Martin Silberberg (1895-1966)
Ruth Silberberg (1906-1997)

Ruth and Martin Silberberg, 1949
Ruth and Martin Silberberg, 1949

Martin Silberberg, the son of a country physician, was born in Rybnik, Germany in 1895 and received his medical degree from the University of Breslau in 1919. After serving internships in various military hospitals he joined the department of Pathology at his alma mater in 1920. In 1928-29, Silberberg was awarded a Rockefeller Traveling Fellowship, which took him to the United States and Japan. While in the U.S., Silberberg visited the University of Chicago and Washington University, where he worked with noted pathologist, Leo Loeb.

Ruth Silberberg was born in Kassel, Germany in 1906. After receiving her medical degree from the University of Breslau in 1931, Silberberg joined the department of pathology at the University. In 1933 she married her former professor, Martin Silberberg. Each also held positions at the Jewish Hospital in Breslau (Martin as Chief of Laboratories and Ruth as a pathologist) in 1933-34.

Sensing the emerging danger of Nazism, the Silberbergs made plans to leave Germany in 1934, calling upon the contacts Martin had made while a Rockefeller fellow. The Silberbergs left for Canada, where they joined the department of Pathology at Dalhousie University in Halifax, Nova Scotia. In 1937 they moved to St. Louis to join the department of Pathology at the Washington University School of Medicine. From 1941 to 1944 the Silberbergs lived in New York, working in the department of Pathology at New York University.

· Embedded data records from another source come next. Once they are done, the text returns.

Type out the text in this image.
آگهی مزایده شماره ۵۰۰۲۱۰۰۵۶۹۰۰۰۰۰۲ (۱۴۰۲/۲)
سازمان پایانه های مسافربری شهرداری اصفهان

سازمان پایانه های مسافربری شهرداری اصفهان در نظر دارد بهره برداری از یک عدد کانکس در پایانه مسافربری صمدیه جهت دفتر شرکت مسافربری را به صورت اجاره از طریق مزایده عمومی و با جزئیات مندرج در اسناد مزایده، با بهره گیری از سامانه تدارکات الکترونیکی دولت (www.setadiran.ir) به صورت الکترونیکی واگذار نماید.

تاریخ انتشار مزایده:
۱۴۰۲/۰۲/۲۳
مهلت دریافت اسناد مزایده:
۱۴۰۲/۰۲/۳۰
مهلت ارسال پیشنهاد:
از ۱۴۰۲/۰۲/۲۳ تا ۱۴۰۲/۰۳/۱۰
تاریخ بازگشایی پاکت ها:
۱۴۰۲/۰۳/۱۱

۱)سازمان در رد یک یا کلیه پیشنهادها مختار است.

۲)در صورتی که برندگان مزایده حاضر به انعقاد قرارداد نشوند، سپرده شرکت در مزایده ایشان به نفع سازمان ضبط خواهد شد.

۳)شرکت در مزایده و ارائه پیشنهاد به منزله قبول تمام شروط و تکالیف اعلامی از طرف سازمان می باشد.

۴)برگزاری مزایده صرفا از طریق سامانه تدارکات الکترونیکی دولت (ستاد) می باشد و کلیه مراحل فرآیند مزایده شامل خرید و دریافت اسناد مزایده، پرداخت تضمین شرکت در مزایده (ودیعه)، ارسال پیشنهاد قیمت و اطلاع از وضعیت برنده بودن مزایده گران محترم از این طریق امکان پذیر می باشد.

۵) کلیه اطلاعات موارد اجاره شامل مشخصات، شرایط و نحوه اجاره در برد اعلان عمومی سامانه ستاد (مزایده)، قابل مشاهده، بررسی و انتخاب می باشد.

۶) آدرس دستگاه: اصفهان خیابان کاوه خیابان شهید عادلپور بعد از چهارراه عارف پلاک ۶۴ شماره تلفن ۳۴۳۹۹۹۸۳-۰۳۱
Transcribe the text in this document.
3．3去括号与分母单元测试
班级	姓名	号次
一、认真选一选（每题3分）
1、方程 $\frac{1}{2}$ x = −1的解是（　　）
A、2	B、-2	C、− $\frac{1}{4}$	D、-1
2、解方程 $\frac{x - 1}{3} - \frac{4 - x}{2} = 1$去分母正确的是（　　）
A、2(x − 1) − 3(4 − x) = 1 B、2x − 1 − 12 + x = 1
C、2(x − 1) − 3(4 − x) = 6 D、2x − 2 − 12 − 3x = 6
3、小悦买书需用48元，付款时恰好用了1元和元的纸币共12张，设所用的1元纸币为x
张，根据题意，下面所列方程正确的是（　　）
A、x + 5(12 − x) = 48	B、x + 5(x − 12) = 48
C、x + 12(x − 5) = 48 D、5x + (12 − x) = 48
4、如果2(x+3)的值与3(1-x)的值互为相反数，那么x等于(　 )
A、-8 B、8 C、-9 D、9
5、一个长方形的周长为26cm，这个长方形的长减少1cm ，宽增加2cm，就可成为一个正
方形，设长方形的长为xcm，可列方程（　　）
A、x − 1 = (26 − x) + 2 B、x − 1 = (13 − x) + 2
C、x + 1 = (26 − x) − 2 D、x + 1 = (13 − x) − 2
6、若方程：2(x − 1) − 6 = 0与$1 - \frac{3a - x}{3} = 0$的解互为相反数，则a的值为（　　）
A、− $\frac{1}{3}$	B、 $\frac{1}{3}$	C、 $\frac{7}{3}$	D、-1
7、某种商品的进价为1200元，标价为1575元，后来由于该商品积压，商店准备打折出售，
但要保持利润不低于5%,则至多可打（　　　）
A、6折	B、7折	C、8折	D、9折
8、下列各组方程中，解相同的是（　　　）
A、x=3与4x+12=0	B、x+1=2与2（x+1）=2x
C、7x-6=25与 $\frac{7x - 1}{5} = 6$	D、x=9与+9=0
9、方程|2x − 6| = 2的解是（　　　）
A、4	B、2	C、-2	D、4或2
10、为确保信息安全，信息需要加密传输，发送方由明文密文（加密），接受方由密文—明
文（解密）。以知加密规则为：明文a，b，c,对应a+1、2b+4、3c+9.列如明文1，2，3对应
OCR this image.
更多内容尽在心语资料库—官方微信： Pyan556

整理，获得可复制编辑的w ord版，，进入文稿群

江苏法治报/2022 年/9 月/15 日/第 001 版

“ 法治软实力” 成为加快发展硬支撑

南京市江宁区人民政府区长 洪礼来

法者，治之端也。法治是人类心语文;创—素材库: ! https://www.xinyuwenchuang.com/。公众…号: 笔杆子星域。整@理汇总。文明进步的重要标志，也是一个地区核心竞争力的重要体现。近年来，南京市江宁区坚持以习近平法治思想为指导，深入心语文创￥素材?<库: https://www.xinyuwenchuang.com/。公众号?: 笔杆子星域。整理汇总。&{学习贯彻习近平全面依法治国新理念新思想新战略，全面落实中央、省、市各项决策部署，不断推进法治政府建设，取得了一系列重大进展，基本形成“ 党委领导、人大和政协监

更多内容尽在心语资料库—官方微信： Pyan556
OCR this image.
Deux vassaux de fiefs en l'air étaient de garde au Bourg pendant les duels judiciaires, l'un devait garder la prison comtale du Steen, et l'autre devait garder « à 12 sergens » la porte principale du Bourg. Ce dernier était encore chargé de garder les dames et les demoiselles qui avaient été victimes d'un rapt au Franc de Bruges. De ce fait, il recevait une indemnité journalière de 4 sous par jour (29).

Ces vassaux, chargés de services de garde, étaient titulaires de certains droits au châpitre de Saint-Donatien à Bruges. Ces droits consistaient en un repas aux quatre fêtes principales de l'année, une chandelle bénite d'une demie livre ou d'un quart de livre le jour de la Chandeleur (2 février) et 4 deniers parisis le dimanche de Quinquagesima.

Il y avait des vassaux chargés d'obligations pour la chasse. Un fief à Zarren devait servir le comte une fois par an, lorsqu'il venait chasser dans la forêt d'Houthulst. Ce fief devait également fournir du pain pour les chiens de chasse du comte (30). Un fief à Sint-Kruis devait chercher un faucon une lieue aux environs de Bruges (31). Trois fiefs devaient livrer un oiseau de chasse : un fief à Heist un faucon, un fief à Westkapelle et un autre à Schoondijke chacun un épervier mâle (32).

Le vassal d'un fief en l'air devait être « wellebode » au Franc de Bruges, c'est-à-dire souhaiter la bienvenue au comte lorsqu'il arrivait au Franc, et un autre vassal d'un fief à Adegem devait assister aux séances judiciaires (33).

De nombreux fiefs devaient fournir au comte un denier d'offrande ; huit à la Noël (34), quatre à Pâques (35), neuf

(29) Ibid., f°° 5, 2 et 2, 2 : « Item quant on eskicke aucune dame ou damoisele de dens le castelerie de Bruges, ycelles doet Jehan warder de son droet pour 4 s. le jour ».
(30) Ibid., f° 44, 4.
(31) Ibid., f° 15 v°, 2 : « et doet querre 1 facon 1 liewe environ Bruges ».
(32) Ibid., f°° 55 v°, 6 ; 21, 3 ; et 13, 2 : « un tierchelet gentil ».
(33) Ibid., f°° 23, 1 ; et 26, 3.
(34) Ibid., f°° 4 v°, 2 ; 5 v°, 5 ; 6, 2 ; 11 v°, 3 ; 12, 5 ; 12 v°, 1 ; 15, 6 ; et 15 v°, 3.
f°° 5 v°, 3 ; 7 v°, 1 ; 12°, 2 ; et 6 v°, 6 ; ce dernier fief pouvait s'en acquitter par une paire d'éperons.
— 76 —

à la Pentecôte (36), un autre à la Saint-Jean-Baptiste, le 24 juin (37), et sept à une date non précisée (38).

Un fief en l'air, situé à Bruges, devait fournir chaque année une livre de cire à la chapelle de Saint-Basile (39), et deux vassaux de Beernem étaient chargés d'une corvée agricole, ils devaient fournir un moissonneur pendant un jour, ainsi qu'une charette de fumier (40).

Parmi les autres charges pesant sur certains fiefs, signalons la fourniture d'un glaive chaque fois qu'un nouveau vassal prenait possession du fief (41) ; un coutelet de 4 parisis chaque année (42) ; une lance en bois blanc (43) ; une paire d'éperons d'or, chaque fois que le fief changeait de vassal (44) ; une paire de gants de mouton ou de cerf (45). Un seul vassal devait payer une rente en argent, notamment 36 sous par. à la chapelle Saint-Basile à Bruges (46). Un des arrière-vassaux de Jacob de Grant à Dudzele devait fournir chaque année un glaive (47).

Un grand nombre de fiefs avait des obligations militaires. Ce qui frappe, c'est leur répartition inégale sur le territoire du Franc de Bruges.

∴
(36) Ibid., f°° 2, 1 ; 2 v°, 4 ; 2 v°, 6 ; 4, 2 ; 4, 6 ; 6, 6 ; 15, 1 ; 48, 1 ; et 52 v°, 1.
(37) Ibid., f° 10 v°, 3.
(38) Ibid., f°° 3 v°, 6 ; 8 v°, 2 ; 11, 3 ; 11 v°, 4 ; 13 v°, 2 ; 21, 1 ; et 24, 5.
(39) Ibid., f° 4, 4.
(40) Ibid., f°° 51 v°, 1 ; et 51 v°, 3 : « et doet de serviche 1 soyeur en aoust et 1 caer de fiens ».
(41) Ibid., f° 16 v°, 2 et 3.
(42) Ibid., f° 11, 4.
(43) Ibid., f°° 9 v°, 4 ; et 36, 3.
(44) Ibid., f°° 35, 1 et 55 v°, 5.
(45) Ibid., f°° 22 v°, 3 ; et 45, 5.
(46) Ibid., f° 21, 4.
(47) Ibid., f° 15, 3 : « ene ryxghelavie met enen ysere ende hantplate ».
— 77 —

Both Ruth and Martin Silberberg returned to Washington University as instructors in Pathology in 1944. They often collaborated on research until Martin Silberberg’s death in 1966. Their research interests concerned skeletal growth and aging, hormonal and nutritional factors and the pathogenesis of osteoarthritis; they also researched the role of age in carcinogenesis and in leukomogenesis.

Ruth Silberberg continued her research on the pathology of aging at Washington University School of Medicine after her husband’s death. In 1975 she became professor emeritus of Pathology and lecturer; a few years later Ruth Silberberg emigrated to Israel, where she remained active in medical research until her death in 1997.